I watched "Julie & Julia" the other night and I was inspired to get back to blogging. I was also guilted into finishing unfinished projects. I first started a blog as an exercise in writing. I figured no one was likely to read it but it would give me an outlet for all the random thoughts swirling about in my head while I worked on my writing skills. Well you know what happens. Life. I went from visiting blogs and facebook every day to trying to remember to check my email once a week. I make no promises that I will be anymore faithful, only that I will try.

Are my blogs filled with humorous anecdotes and observations? Have I gone through touching experiences that you can relate to? Do I have wisdom and insight to share with you? The answers to these questions are "no, no and yeah, right".

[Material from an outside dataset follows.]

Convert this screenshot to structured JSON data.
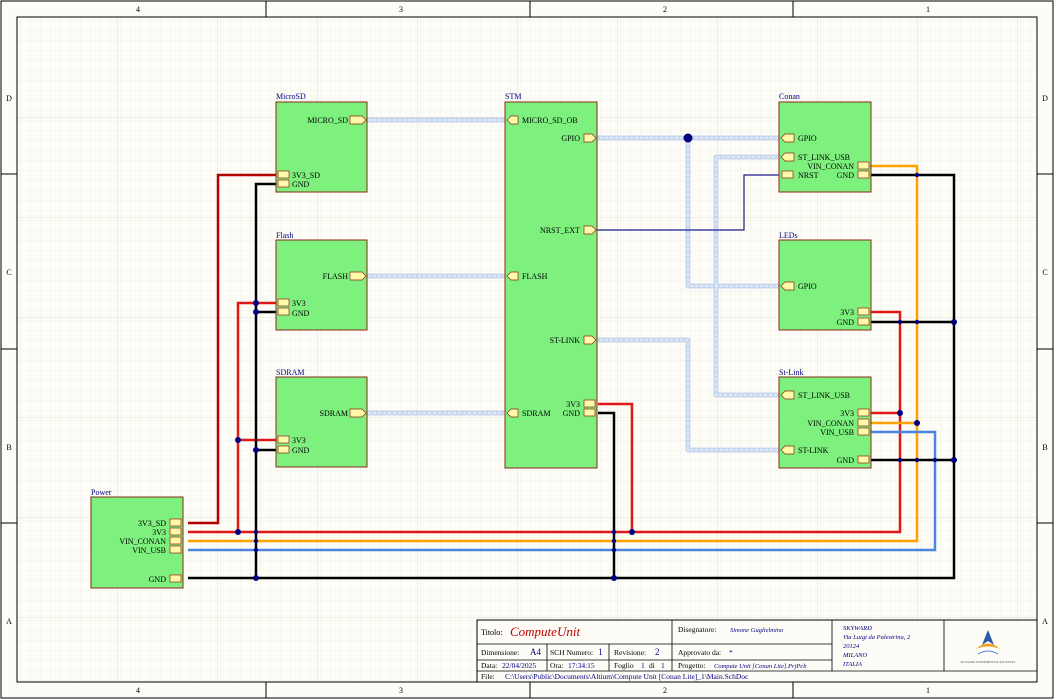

I write purely for me. I write about life in the way I see it, which I'm discovering is a little bit skewed from the way most people see it. And I crack myself up if no one else so I'm not too concerned with being funny.

So here it is, the new and improved blog from yours truly. I may blog several times a day, I may forget to blog for a week. I write to an unseen audience and hope you enjoy the ride.